HHS sponsors or operates a diverse number of surveys and other data collection efforts. Many of these have been conducted as independent efforts for technical reasons (e.g., specific design features, such as anonymity, that are not typical to other surveys), practical reasons (keeping burden on individual respondents to a minimum), funding reasons (e.g., dedicated or set-aside funding streams), and to maximize the flexibility and management control inherent in smaller-scale surveys.
Tab A summarizes the major parameters in designing surveys. Tab B is a matrix that summarizes key attributes and design parameters of selected major HHS surveys. The largest of these surveys, the primary focus of this report, are summarized below:
• The National Health Interview Survey (NHIS), conducted by the National Center for Health Statistics (NCHS), is a continuous household survey of approximately 40,000 households. The NHIS covers a broad range of health status, health insurance, utilization, and risk behavior topics on an annual basis, and numerous specialized supplements are added to the NHIS annually to address topics of current priority. A current example is the Disability Survey, which in 1994 and 1995 is using the NHIS to identify persons with disabilities. These persons are being recontacted for detailed study.
• The National Medical Expenditure Survey (NMES), conducted by the Agency for Health Care Policy and Research (AHCPR), is a study of 14,500 households conducted approximately every 10 years. The NMES collects detailed data on utilization, expenditures, and insurance in addition to related information on health status and disability. Multiple household interviews are augmented by collection of data from insurance plans and medical care providers, and an institutional component obtains data on nursing home expenditures.

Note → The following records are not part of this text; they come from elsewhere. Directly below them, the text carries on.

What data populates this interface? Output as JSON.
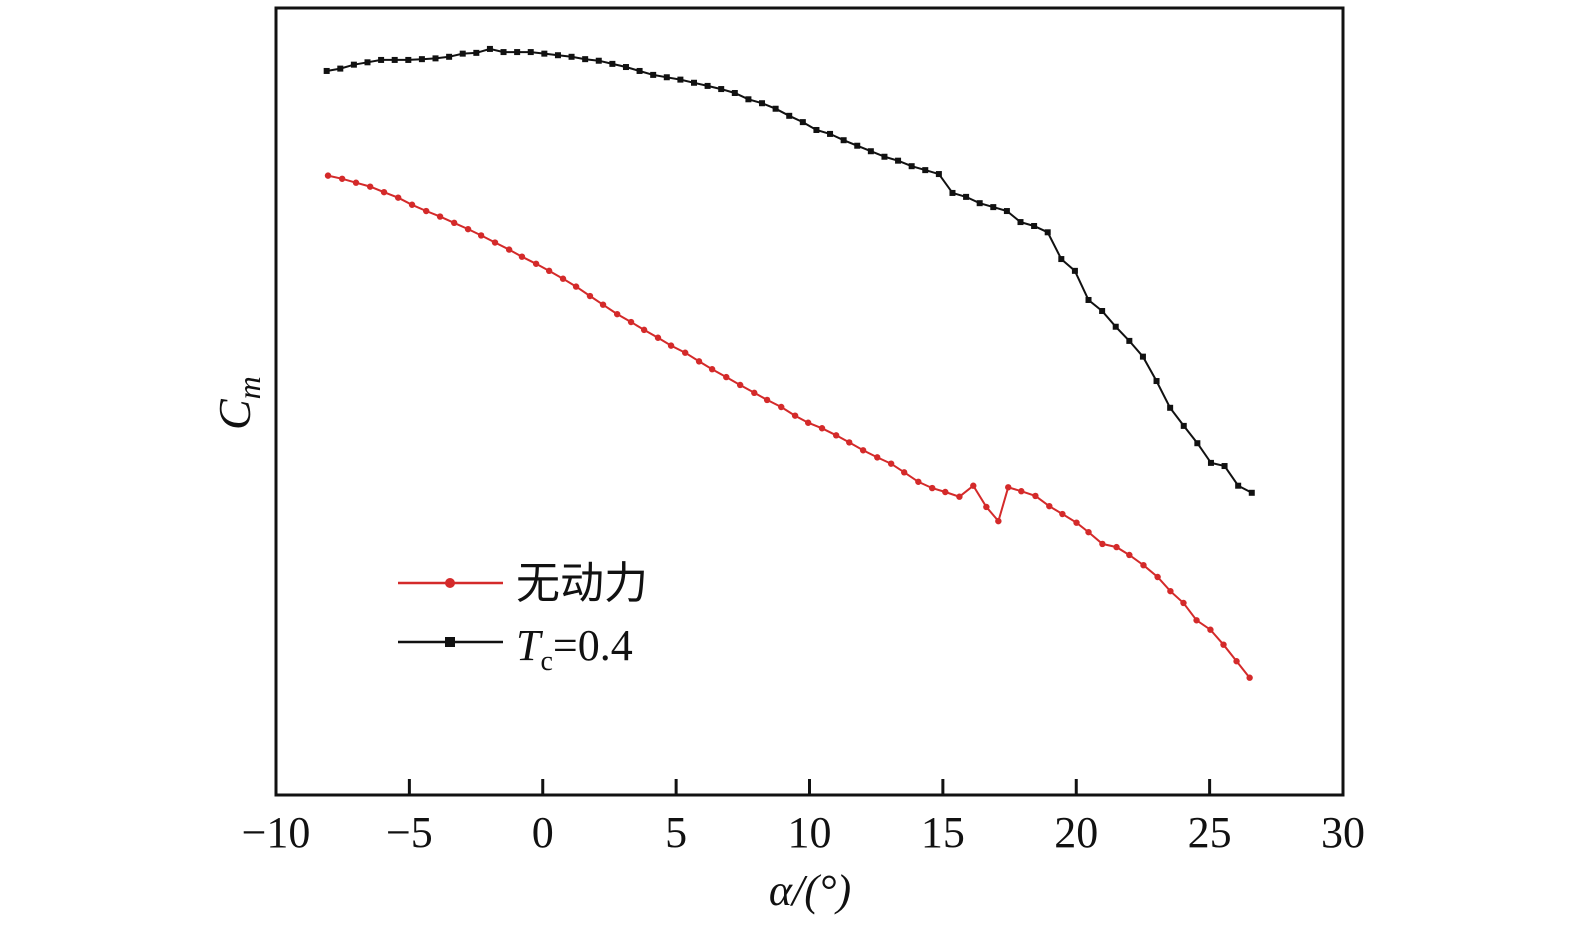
{
  "chart_data": {
    "type": "line",
    "title": "",
    "xlabel": "α/(°)",
    "ylabel_main": "C",
    "ylabel_sub": "m",
    "xlim": [
      -10,
      30
    ],
    "ylim": [
      0,
      100
    ],
    "y_units": "arbitrary (no y tick labels shown)",
    "xticks": [
      -10,
      -5,
      0,
      5,
      10,
      15,
      20,
      25,
      30
    ],
    "xtick_labels": [
      "−10",
      "−5",
      "0",
      "5",
      "10",
      "15",
      "20",
      "25",
      "30"
    ],
    "grid": false,
    "legend_position": "lower-left",
    "series": [
      {
        "name": "无动力",
        "color": "#d42a2a",
        "marker": "circle",
        "x": [
          -8.05,
          -7.52,
          -7.0,
          -6.47,
          -5.95,
          -5.42,
          -4.9,
          -4.37,
          -3.85,
          -3.32,
          -2.8,
          -2.31,
          -1.79,
          -1.26,
          -0.78,
          -0.25,
          0.24,
          0.76,
          1.25,
          1.77,
          2.26,
          2.79,
          3.31,
          3.8,
          4.32,
          4.81,
          5.34,
          5.86,
          6.35,
          6.88,
          7.4,
          7.93,
          8.41,
          8.94,
          9.46,
          9.95,
          10.47,
          11.0,
          11.49,
          12.01,
          12.54,
          13.06,
          13.55,
          14.08,
          14.6,
          15.09,
          15.62,
          16.14,
          16.63,
          17.08,
          17.45,
          17.94,
          18.47,
          18.99,
          19.48,
          20.01,
          20.46,
          20.98,
          21.51,
          21.99,
          22.52,
          23.05,
          23.53,
          24.02,
          24.51,
          25.03,
          25.52,
          26.01,
          26.5
        ],
        "y": [
          78.7,
          78.3,
          77.8,
          77.3,
          76.6,
          75.9,
          75.0,
          74.2,
          73.5,
          72.7,
          71.9,
          71.1,
          70.2,
          69.3,
          68.4,
          67.5,
          66.6,
          65.6,
          64.6,
          63.4,
          62.3,
          61.1,
          60.1,
          59.1,
          58.1,
          57.1,
          56.2,
          55.1,
          54.1,
          53.1,
          52.1,
          51.1,
          50.2,
          49.3,
          48.2,
          47.3,
          46.6,
          45.7,
          44.8,
          43.8,
          42.9,
          42.1,
          41.0,
          39.8,
          39.0,
          38.5,
          37.9,
          39.3,
          36.6,
          34.8,
          39.1,
          38.6,
          38.0,
          36.7,
          35.7,
          34.6,
          33.4,
          31.9,
          31.5,
          30.5,
          29.2,
          27.7,
          25.9,
          24.4,
          22.2,
          21.0,
          19.1,
          17.0,
          14.9
        ]
      },
      {
        "name_main": "T",
        "name_sub": "c",
        "name_value": "=0.4",
        "color": "#111111",
        "marker": "square",
        "x": [
          -8.1,
          -7.59,
          -7.08,
          -6.57,
          -6.06,
          -5.55,
          -5.04,
          -4.53,
          -4.02,
          -3.51,
          -3.0,
          -2.49,
          -1.98,
          -1.47,
          -0.96,
          -0.45,
          0.06,
          0.57,
          1.08,
          1.59,
          2.1,
          2.61,
          3.12,
          3.63,
          4.14,
          4.65,
          5.16,
          5.67,
          6.18,
          6.69,
          7.2,
          7.71,
          8.22,
          8.73,
          9.24,
          9.75,
          10.26,
          10.77,
          11.28,
          11.79,
          12.3,
          12.81,
          13.32,
          13.83,
          14.34,
          14.85,
          15.36,
          15.87,
          16.38,
          16.89,
          17.4,
          17.91,
          18.42,
          18.93,
          19.44,
          19.95,
          20.46,
          20.97,
          21.48,
          21.99,
          22.5,
          23.01,
          23.52,
          24.03,
          24.54,
          25.05,
          25.56,
          26.07,
          26.58
        ],
        "y": [
          92.0,
          92.3,
          92.8,
          93.1,
          93.4,
          93.4,
          93.4,
          93.5,
          93.6,
          93.8,
          94.2,
          94.3,
          94.8,
          94.4,
          94.4,
          94.4,
          94.2,
          94.0,
          93.8,
          93.5,
          93.3,
          92.9,
          92.5,
          92.0,
          91.5,
          91.2,
          90.9,
          90.5,
          90.1,
          89.7,
          89.2,
          88.4,
          87.9,
          87.2,
          86.3,
          85.5,
          84.5,
          84.0,
          83.2,
          82.5,
          81.8,
          81.1,
          80.6,
          79.9,
          79.4,
          78.9,
          76.5,
          76.0,
          75.2,
          74.7,
          74.2,
          72.8,
          72.3,
          71.5,
          68.1,
          66.6,
          62.9,
          61.5,
          59.5,
          57.7,
          55.7,
          52.6,
          49.2,
          46.9,
          44.7,
          42.2,
          41.8,
          39.3,
          38.4
        ]
      }
    ]
  }
}
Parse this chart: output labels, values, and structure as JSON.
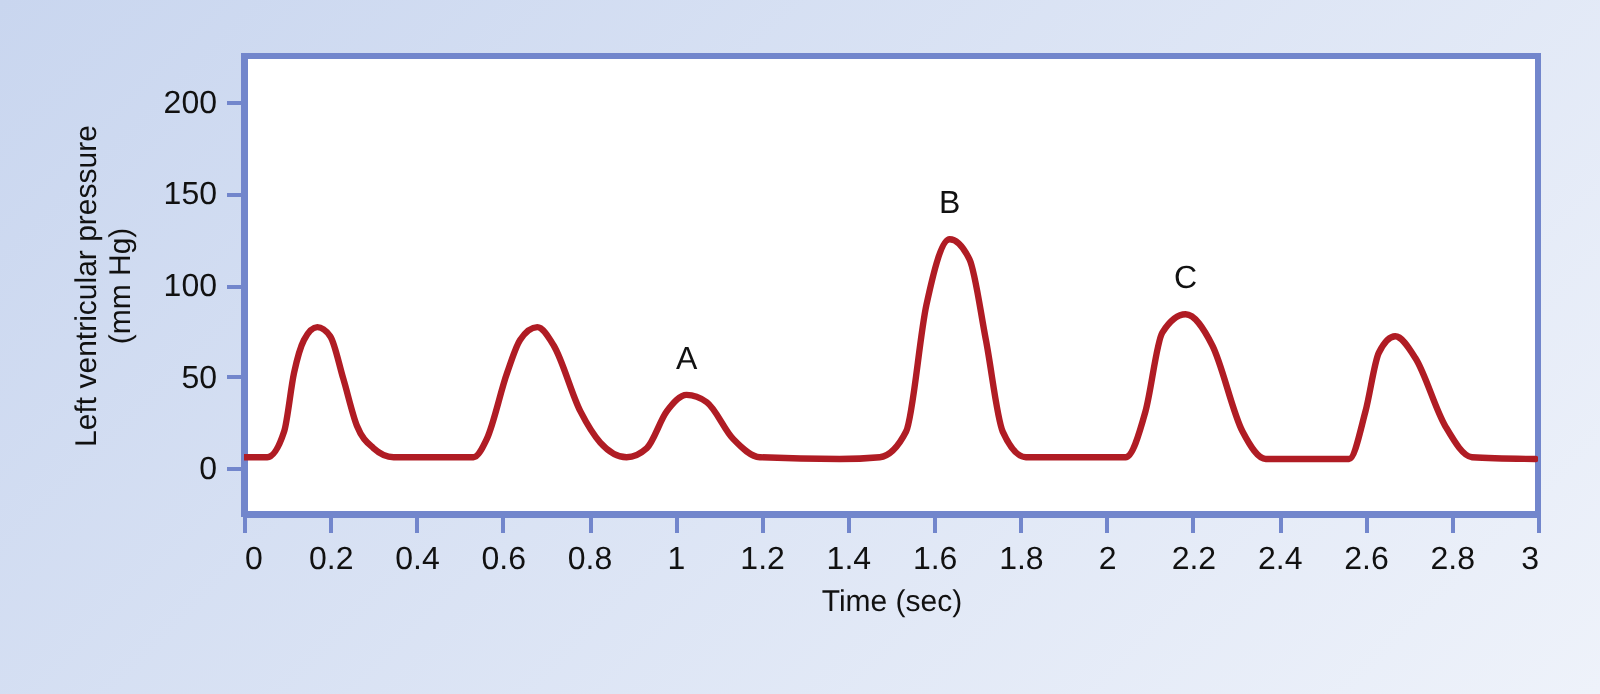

• The Medicare Current Beneficiary Survey (MCBS), conducted by the Health Care Financing Administration (HCFA), is an ongoing longitudinal panel survey of approximately 12,000 individuals selected from Medicare administrative files. Household respondents provide data on utilization, expenditures, and insurance coverage, which is supplemented by linkage to Medicare claims information. The MCBS sample includes institutionalized beneficiaries.
• The National Employer Health Insurance Survey (NEHIS), a collaborative effort of NCHS, AHCPR, and HCFA, is a telephone survey of approximately 40,000 establishments to obtain information on the nature and cost of health benefits offered by employers. This survey was first conducted in 1994.
• The National Household Survey on Drug Abuse (NHSDA), conducted by the Substance Abuse and Mental Health Services Administration (SAMHSA), focuses on estimating the incidence, prevalence, consequences, and patterns of substance use and abuse. NHSDA surveys 18,000 respondents using special procedures to protect privacy and anonymity.
• The National Health Care Survey (NHCS) is a family of NCHS surveys that inventories providers and measures of the utilization of health services through a series of surveys of providers. Surveys under the NHCS include those of hospitals, physicians, emergency and outpatient departments, nursing homes, home and hospice care providers, and ambulatory surgery centers.
• Surveys of the Public Health Infrastructure. In FY 1996, in collaboration with the public health community, PHS will initiate a strategy for obtaining comprehensive baseline and trend data on the public health infrastructure at national, state, and local levels, to fill gaps in currently available data on the impact of proposed changes in the health care system on the capacity of communities, States, and the nation to carry out essential population-based public health functions or to provide safety-net services, and to evaluate and monitor our investment in public health or the relationship between the capacity and functioning of the public health system to health care costs and the health f the population. This effort will address the provision of "essential services" of public health, persons providing these services, revenue sources and expenditures, and the extent to which population-based public health services cross-subsidize personal health care services and vice versa. The need for this effort, and the general approach, is summarized in Tab C.
• The National Health and Nutrition Examination Survey (NHANES) collects data through direct physical examinations, laboratory analysis, and interviews. In the most recent NHANES, completed in 1994, approximately 30,000 persons were surveyed in standardized mobile examination centers to obtain a wide range of measurements. NHANES already represents a consolidation of HHS' direct physical measurement activities, in that the data needs of more than a dozen individual agencies are met through the NHANES mechanism. Tab D includes examples of the types of information obtained through direct physical examinations.
• The National Survey of Family Growth (NSFG) is an interview survey of women in their reproductive years. The subject matter focus includes family planning, contraceptive use and efficacy, adoption and abortion, and other aspects of reproductive health, family formation, and dissolution. The NSFG is conducted every five years, with intermediate longitudinal followup interviews. The NSFG is already consolidated with the NHIS in that the sample for the NSFG is selected from NHIS respondents.